My quick rating – 5.4/10. Drive-Away Dolls is one of those movies that sneaks up on you, not because it’s profound, but because it has that strange, Coen-adjacent charm. The characters are just odd enough, the timing is just off enough, and the plot is just chaotic enough to keep you watching even when the movie keeps tripping over its own shoelaces.
I ended up watching this because Matt Damon mentioned it during his Colbert interview, and honestly, that was enough of a push. The guy could sell me on a documentary about oatmeal if he tried hard enough. The good news? Damon’s cameo here is actually one of the film’s more amusing surprises, and the movie itself has enough personality to justify the detour.
The heart of the film lies with Jamie (Margaret Qualley) and Marian (Geraldine Viswanathan), two women who couldn’t be more different if you cast them from separate cinematic universes. Jamie is a chaotic bisexual hurricane, breezing from breakup to breakdown with “I swear I’m fine” energy. Marian is the kind of soft-spoken, tightly wound introvert who breaks into a mild sweat just watching Jamie exist. Their odd-couple chemistry is legitimately great. Qualley gives Jamie that reckless, flirty spark she does so well, and Viswanathan plays the reluctant partner-in-crime with perfect comedic exasperation.

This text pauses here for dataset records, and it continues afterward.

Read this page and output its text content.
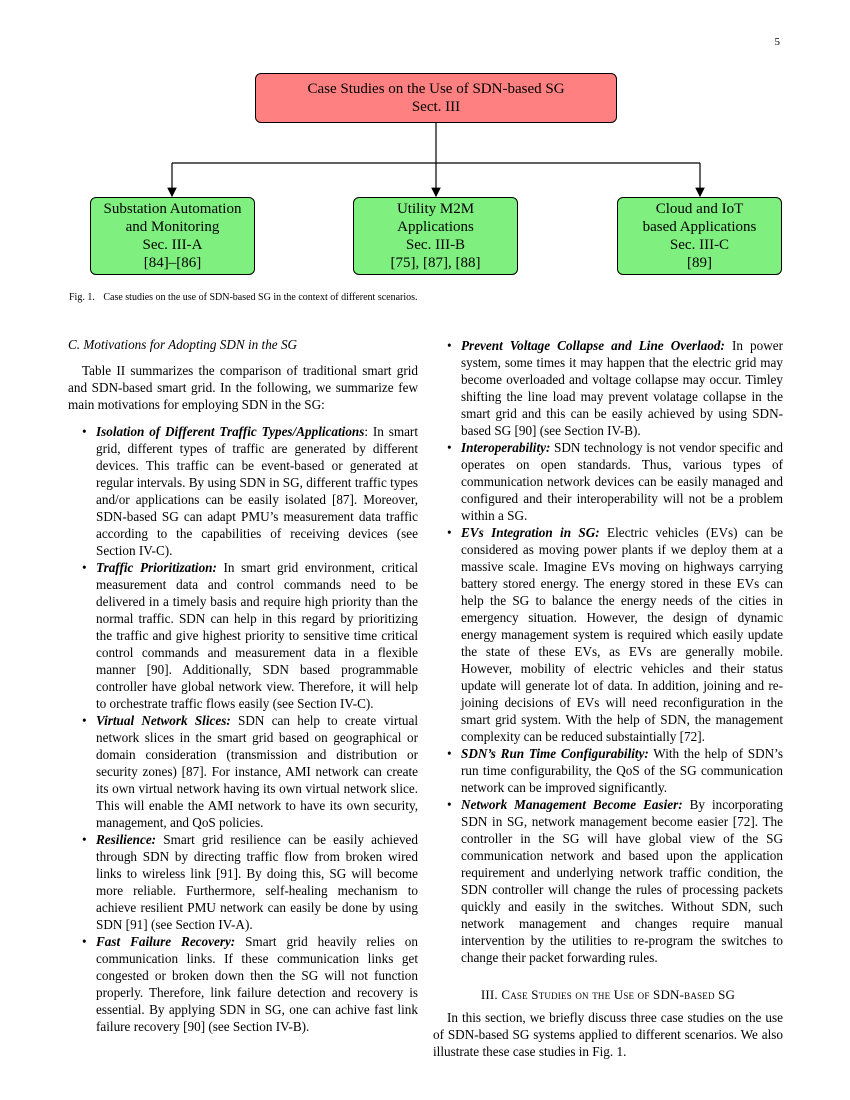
5
Case Studies on the Use of SDN-based SG
Sect. III
Substation Automation
and Monitoring
Sec. III-A
[84]–[86]
Utility M2M
Applications
Sec. III-B
[75], [87], [88]
Cloud and IoT
based Applications
Sec. III-C
[89]
Fig. 1. Case studies on the use of SDN-based SG in the context of different scenarios.
C. Motivations for Adopting SDN in the SG

Table II summarizes the comparison of traditional smart grid and SDN-based smart grid. In the following, we summarize few main motivations for employing SDN in the SG:

• Isolation of Different Traffic Types/Applications: In smart grid, different types of traffic are generated by different devices. This traffic can be event-based or generated at regular intervals. By using SDN in SG, different traffic types and/or applications can be easily isolated [87]. Moreover, SDN-based SG can adapt PMU’s measurement data traffic according to the capabilities of receiving devices (see Section IV-C).
• Traffic Prioritization: In smart grid environment, critical measurement data and control commands need to be delivered in a timely basis and require high priority than the normal traffic. SDN can help in this regard by prioritizing the traffic and give highest priority to sensitive time critical control commands and measurement data in a flexible manner [90]. Additionally, SDN based programmable controller have global network view. Therefore, it will help to orchestrate traffic flows easily (see Section IV-C).
• Virtual Network Slices: SDN can help to create virtual network slices in the smart grid based on geographical or domain consideration (transmission and distribution or security zones) [87]. For instance, AMI network can create its own virtual network having its own virtual network slice. This will enable the AMI network to have its own security, management, and QoS policies.
• Resilience: Smart grid resilience can be easily achieved through SDN by directing traffic flow from broken wired links to wireless link [91]. By doing this, SG will become more reliable. Furthermore, self-healing mechanism to achieve resilient PMU network can easily be done by using SDN [91] (see Section IV-A).
• Fast Failure Recovery: Smart grid heavily relies on communication links. If these communication links get congested or broken down then the SG will not function properly. Therefore, link failure detection and recovery is essential. By applying SDN in SG, one can achive fast link failure recovery [90] (see Section IV-B).
• Prevent Voltage Collapse and Line Overlaod: In power system, some times it may happen that the electric grid may become overloaded and voltage collapse may occur. Timley shifting the line load may prevent volatage collapse in the smart grid and this can be easily achieved by using SDN-based SG [90] (see Section IV-B).
• Interoperability: SDN technology is not vendor specific and operates on open standards. Thus, various types of communication network devices can be easily managed and configured and their interoperability will not be a problem within a SG.
• EVs Integration in SG: Electric vehicles (EVs) can be considered as moving power plants if we deploy them at a massive scale. Imagine EVs moving on highways carrying battery stored energy. The energy stored in these EVs can help the SG to balance the energy needs of the cities in emergency situation. However, the design of dynamic energy management system is required which easily update the state of these EVs, as EVs are generally mobile. However, mobility of electric vehicles and their status update will generate lot of data. In addition, joining and re-joining decisions of EVs will need reconfiguration in the smart grid system. With the help of SDN, the management complexity can be reduced substaintially [72].
• SDN’s Run Time Configurability: With the help of SDN’s run time configurability, the QoS of the SG communication network can be improved significantly.
• Network Management Become Easier: By incorporating SDN in SG, network management become easier [72]. The controller in the SG will have global view of the SG communication network and based upon the application requirement and underlying network traffic condition, the SDN controller will change the rules of processing packets quickly and easily in the switches. Without SDN, such network management and changes require manual intervention by the utilities to re-program the switches to change their packet forwarding rules.
III. Case Studies on the Use of SDN-based SG

In this section, we briefly discuss three case studies on the use of SDN-based SG systems applied to different scenarios. We also illustrate these case studies in Fig. 1.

Whether they’re fumbling through roadside disasters, outrunning cartoonishly incompetent crooks, or simply trying to borrow a car without accidentally getting wrapped up in a criminal conspiracy, their dynamic carries most of the humor. The comedic timing between them is sharp, and the movie shines brightest when it’s simply letting these two bounce off each other.
But where Drive-Away Dolls stumbles is in its handling of sexuality and intimacy. It’s not that the LGBTQ+ elements shouldn’t be there – they absolutely should – it’s that the film tries a little too hard to make sexuality part of the punchline instead of simply part of the characters’ lives. Instead of feeling organic, some of these moments come off like the script clearing its throat and going, “See? We’re being edgy and modern!” when it really didn’t need to. The movie already has personality. It already has charm. Nothing had to dial itself up to get my attention.
Fortunately, the movie doesn’t derail itself entirely. It stays playful and breezy, delivering a series of amusing detours, mistaken identities, and silly criminal mishaps that feel right at home in a dusty road-trip comedy. The villains are entertainingly dumb, the pacing is brisk, and the film hits enough comedic beats to keep you smiling even when it tries too hard to be “something more.”

In the end, it’s a light, quirky romp with a talented cast doing fun character work. It may not fully stick the landing, and it definitely fumbles its attempt at thematic depth, but it still manages to be an enjoyable, low-stakes ride. If you’re in the mood for something colorful and a bit off-kilter, with just enough weirdness to give it flavor, Drive-Away Dolls is worth tossing on for the journey alone.